The answer is almost always the same – “NO!”
Why not? 3 Simple reasons:
- You most likely don’t need it – but see the exceptions below.
- Antifreeze is very expensive. We are burning wood to save money, right?
- Antifreeze reduces your efficiency by approximately 13 percent.
But, if you will be away from the outdoor furnace, or cannot continue to use the boiler, antifreeze may be your best option. You may also have health issues or in rare cases, you face the risk of having no electricity for an extended period of time – these are also considerations.

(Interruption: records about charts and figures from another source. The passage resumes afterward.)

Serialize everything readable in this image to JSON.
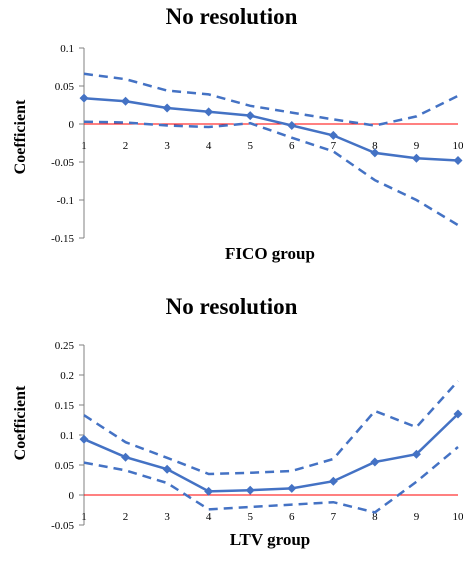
{
  "chart_data": [
    {
      "type": "line",
      "title": "No resolution",
      "xlabel": "FICO group",
      "ylabel": "Coefficient",
      "x": [
        1,
        2,
        3,
        4,
        5,
        6,
        7,
        8,
        9,
        10
      ],
      "x_tick_labels": [
        "1",
        "2",
        "3",
        "4",
        "5",
        "6",
        "7",
        "8",
        "9",
        "10"
      ],
      "ylim": [
        -0.15,
        0.1
      ],
      "y_ticks": [
        0.1,
        0.05,
        0,
        -0.05,
        -0.1,
        -0.15
      ],
      "y_tick_labels": [
        "0.1",
        "0.05",
        "0",
        "-0.05",
        "-0.1",
        "-0.15"
      ],
      "grid": false,
      "zero_line": true,
      "series": [
        {
          "role": "estimate",
          "style": "solid-diamond",
          "values": [
            0.034,
            0.03,
            0.021,
            0.016,
            0.011,
            -0.002,
            -0.015,
            -0.038,
            -0.045,
            -0.048
          ]
        },
        {
          "role": "upper",
          "style": "dashed",
          "values": [
            0.066,
            0.059,
            0.044,
            0.039,
            0.024,
            0.015,
            0.006,
            -0.002,
            0.01,
            0.037
          ]
        },
        {
          "role": "lower",
          "style": "dashed",
          "values": [
            0.003,
            0.002,
            -0.002,
            -0.004,
            0.001,
            -0.018,
            -0.036,
            -0.074,
            -0.1,
            -0.133
          ]
        }
      ],
      "colors": {
        "line": "#4472c4",
        "zero_line": "#ff0000"
      }
    },
    {
      "type": "line",
      "title": "No resolution",
      "xlabel": "LTV group",
      "ylabel": "Coefficient",
      "x": [
        1,
        2,
        3,
        4,
        5,
        6,
        7,
        8,
        9,
        10
      ],
      "x_tick_labels": [
        "1",
        "2",
        "3",
        "4",
        "5",
        "6",
        "7",
        "8",
        "9",
        "10"
      ],
      "ylim": [
        -0.05,
        0.25
      ],
      "y_ticks": [
        0.25,
        0.2,
        0.15,
        0.1,
        0.05,
        0,
        -0.05
      ],
      "y_tick_labels": [
        "0.25",
        "0.2",
        "0.15",
        "0.1",
        "0.05",
        "0",
        "-0.05"
      ],
      "grid": false,
      "zero_line": true,
      "series": [
        {
          "role": "estimate",
          "style": "solid-diamond",
          "values": [
            0.093,
            0.063,
            0.043,
            0.006,
            0.008,
            0.011,
            0.023,
            0.055,
            0.068,
            0.135
          ]
        },
        {
          "role": "upper",
          "style": "dashed",
          "values": [
            0.133,
            0.088,
            0.062,
            0.035,
            0.037,
            0.04,
            0.06,
            0.14,
            0.113,
            0.19
          ]
        },
        {
          "role": "lower",
          "style": "dashed",
          "values": [
            0.054,
            0.041,
            0.02,
            -0.024,
            -0.02,
            -0.016,
            -0.012,
            -0.029,
            0.022,
            0.08
          ]
        }
      ],
      "colors": {
        "line": "#4472c4",
        "zero_line": "#ff0000"
      }
    }
  ]
}
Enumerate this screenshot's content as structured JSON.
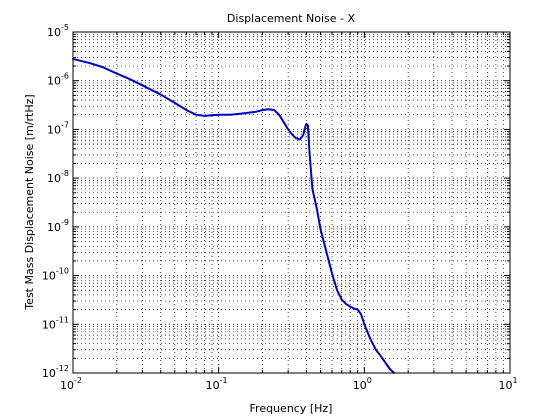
{
  "chart_data": {
    "type": "line",
    "title": "Displacement Noise - X",
    "xlabel": "Frequency [Hz]",
    "ylabel": "Test Mass Displacement Noise [m/rtHz]",
    "xscale": "log",
    "yscale": "log",
    "xlim": [
      0.01,
      10
    ],
    "ylim": [
      1e-12,
      1e-05
    ],
    "grid": true,
    "x_ticks": [
      {
        "base": "10",
        "exp": "-2"
      },
      {
        "base": "10",
        "exp": "-1"
      },
      {
        "base": "10",
        "exp": "0"
      },
      {
        "base": "10",
        "exp": "1"
      }
    ],
    "y_ticks": [
      {
        "base": "10",
        "exp": "-12"
      },
      {
        "base": "10",
        "exp": "-11"
      },
      {
        "base": "10",
        "exp": "-10"
      },
      {
        "base": "10",
        "exp": "-9"
      },
      {
        "base": "10",
        "exp": "-8"
      },
      {
        "base": "10",
        "exp": "-7"
      },
      {
        "base": "10",
        "exp": "-6"
      },
      {
        "base": "10",
        "exp": "-5"
      }
    ],
    "series": [
      {
        "color": "#0000cc",
        "x": [
          0.01,
          0.013,
          0.016,
          0.02,
          0.025,
          0.03,
          0.04,
          0.05,
          0.06,
          0.07,
          0.08,
          0.09,
          0.1,
          0.12,
          0.14,
          0.16,
          0.18,
          0.2,
          0.22,
          0.24,
          0.26,
          0.28,
          0.3,
          0.32,
          0.34,
          0.36,
          0.38,
          0.39,
          0.4,
          0.41,
          0.42,
          0.44,
          0.47,
          0.5,
          0.55,
          0.6,
          0.65,
          0.7,
          0.75,
          0.8,
          0.85,
          0.9,
          0.95,
          1.0,
          1.05,
          1.1,
          1.2,
          1.3,
          1.4,
          1.5,
          1.6
        ],
        "y": [
          2.8e-06,
          2.3e-06,
          1.9e-06,
          1.4e-06,
          1.05e-06,
          8e-07,
          5.2e-07,
          3.5e-07,
          2.5e-07,
          2e-07,
          1.9e-07,
          1.95e-07,
          2e-07,
          2e-07,
          2.1e-07,
          2.2e-07,
          2.3e-07,
          2.5e-07,
          2.6e-07,
          2.5e-07,
          2e-07,
          1.4e-07,
          1e-07,
          7.8e-08,
          6.6e-08,
          6.2e-08,
          7.6e-08,
          1.05e-07,
          1.3e-07,
          1.2e-07,
          3.5e-08,
          6e-09,
          2.5e-09,
          9e-10,
          3e-10,
          1.1e-10,
          5e-11,
          3.2e-11,
          2.6e-11,
          2.3e-11,
          2.1e-11,
          2e-11,
          1.6e-11,
          1e-11,
          7e-12,
          5e-12,
          3e-12,
          2.2e-12,
          1.6e-12,
          1.2e-12,
          1e-12
        ]
      }
    ]
  }
}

Antifreeze as water treatment? NOPE! This is the most important point and is often misunderstood – even if you use antifreeze, you must STILL use Liquid Armor water treatment. Antifreeze is NOT a substitute for water treatment and will not protect your boiler from corrosion. Remember the rule: “Always keep your boiler full of properly treated water!” Always use Liquid Armor water treatment!
Which type of antifreeze is best? You MUST NEVER USE automobile antifreeze, also known as ethylene glycol – never, period. This is a toxic product, it will void your warranty, and you must never have this in your home. (If you have used this in your boiler, remove it immediately and dispose of it properly.) You may only use food-grade propylene glycol. Do not use RV antifreeze – that is intended only for toilets and drains. You will need to use a concentrated propylene glycol product similar to Dow Frost or Noble NOBURST. Also, remember that some brands of antifreeze need to be periodically recharged. Use only high-quality propylene glycol!

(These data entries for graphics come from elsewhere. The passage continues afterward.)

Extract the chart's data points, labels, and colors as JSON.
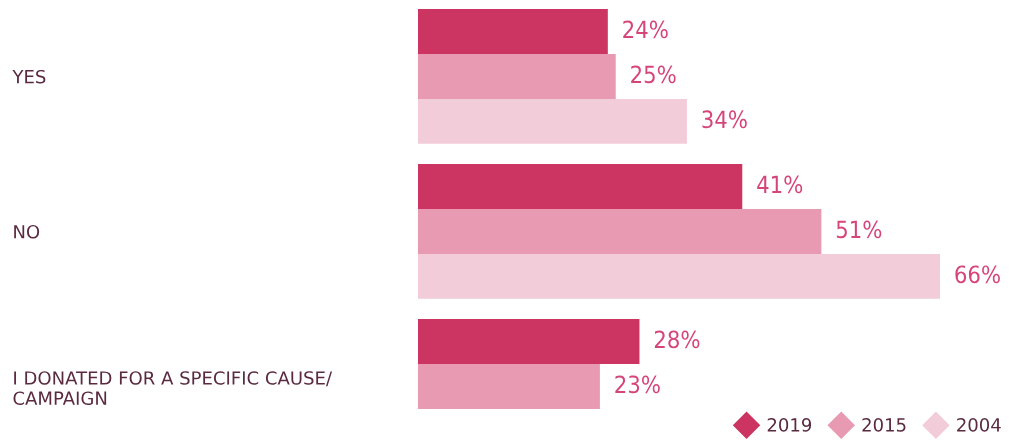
{
  "chart_data": {
    "type": "bar",
    "orientation": "horizontal",
    "categories": [
      "YES",
      "NO",
      "I DONATED FOR A SPECIFIC CAUSE/\nCAMPAIGN"
    ],
    "series": [
      {
        "name": "2019",
        "color": "#cc3461",
        "values": [
          24,
          41,
          28
        ],
        "value_labels": [
          "24%",
          "41%",
          "28%"
        ]
      },
      {
        "name": "2015",
        "color": "#e89ab2",
        "values": [
          25,
          51,
          23
        ],
        "value_labels": [
          "25%",
          "51%",
          "23%"
        ]
      },
      {
        "name": "2004",
        "color": "#f2ccd9",
        "values": [
          34,
          66,
          null
        ],
        "value_labels": [
          "34%",
          "66%",
          null
        ]
      }
    ],
    "tick_labels": "y",
    "grid": false,
    "legend": "bottom right",
    "marker": "diamond"
  }
}
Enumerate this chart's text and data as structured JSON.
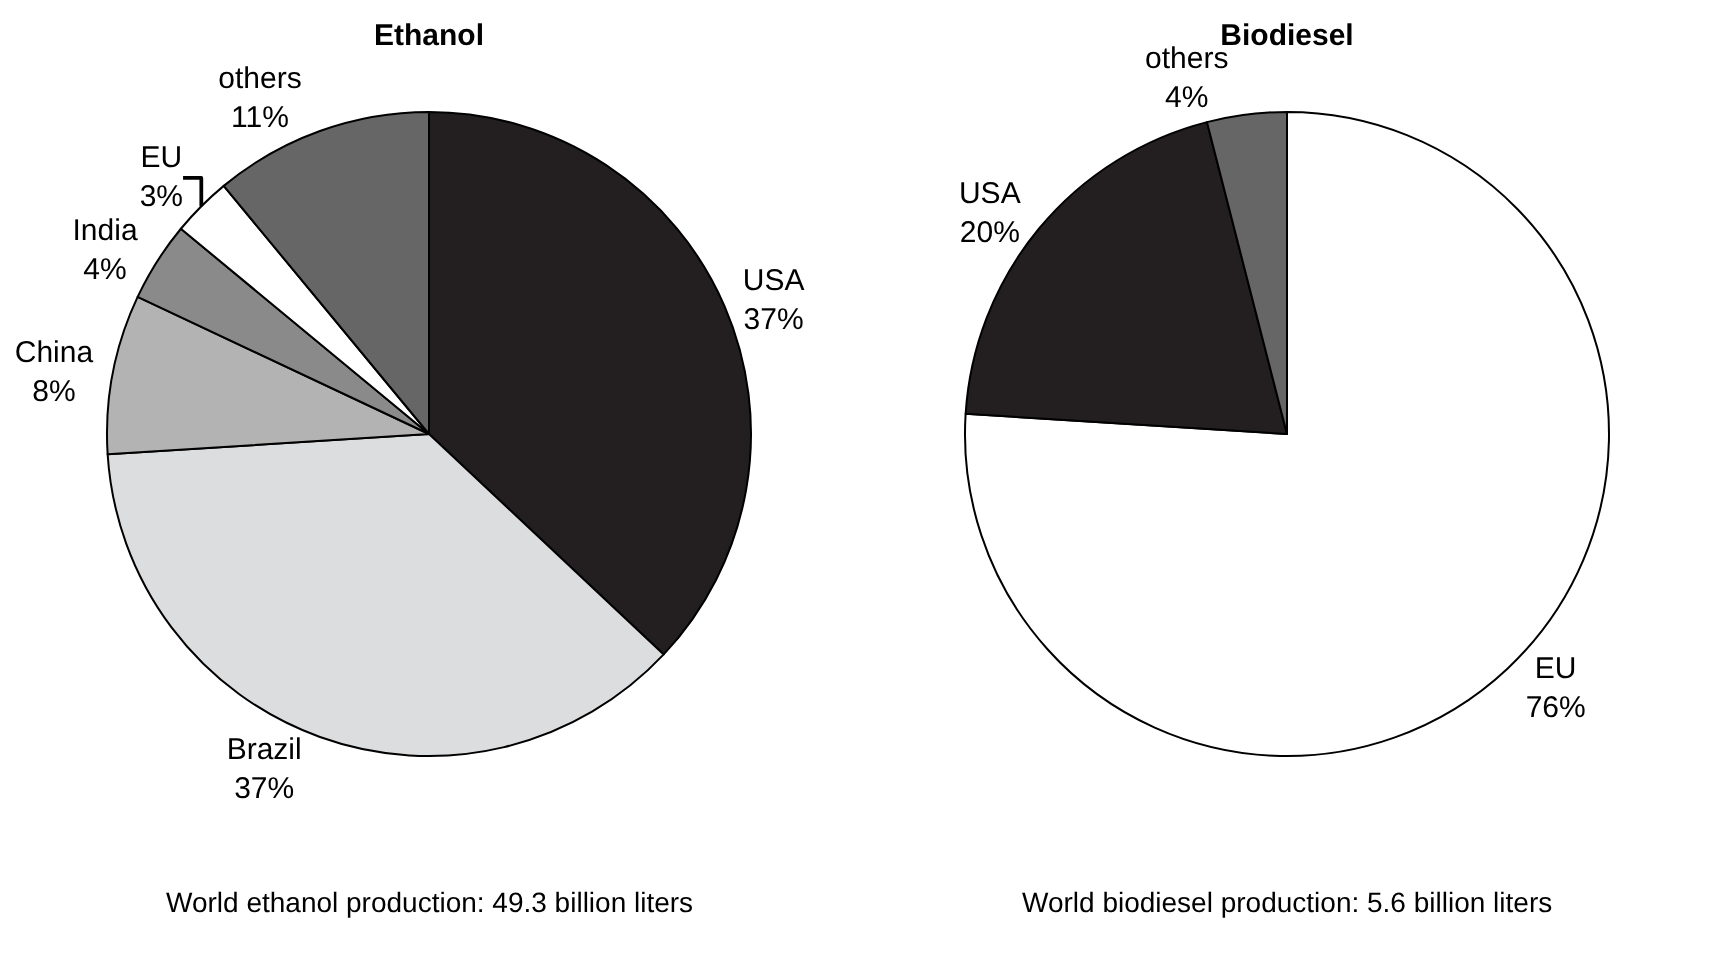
{
  "chart_data": [
    {
      "type": "pie",
      "title": "Ethanol",
      "categories": [
        "USA",
        "Brazil",
        "China",
        "India",
        "EU",
        "others"
      ],
      "values": [
        37,
        37,
        8,
        4,
        3,
        11
      ],
      "value_labels": [
        "37%",
        "37%",
        "8%",
        "4%",
        "3%",
        "11%"
      ],
      "colors": [
        "#231f20",
        "#dcdddf",
        "#b3b3b3",
        "#8a8a8a",
        "#ffffff",
        "#666666"
      ],
      "annotations": [
        "World ethanol production: 49.3 billion liters"
      ],
      "legend": false
    },
    {
      "type": "pie",
      "title": "Biodiesel",
      "categories": [
        "EU",
        "USA",
        "others"
      ],
      "values": [
        76,
        20,
        4
      ],
      "value_labels": [
        "76%",
        "20%",
        "4%"
      ],
      "colors": [
        "#ffffff",
        "#231f20",
        "#666666"
      ],
      "annotations": [
        "World biodiesel production: 5.6 billion liters"
      ],
      "legend": false
    }
  ]
}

- How much antifreeze is needed? We cannot say because you must FOLLOW the antifreeze manufacturer’s recommendation for how much antifreeze to use, according to the freeze protection you need. Some antifreeze products will give you freeze protection to 10 degrees at 40 percent mixture, some products will give you freeze protection only to 20 degrees with 75 percent mixture. So since every product is different, and your needs for freeze protection will depend upon where you live and the circumstances of your installation, follow the manufacturer’s guidelines!
A customer once called and said that his pipes were frozen, but he had used antifreeze. We asked how much, and he said that he thought 15 percent would be sufficient. Obviously, it was not, and when he checked the manufacturer’s recommendation, he found that their solution could not provide him the freeze protection he needed unless he had a 60 percent mixture in his water jacket.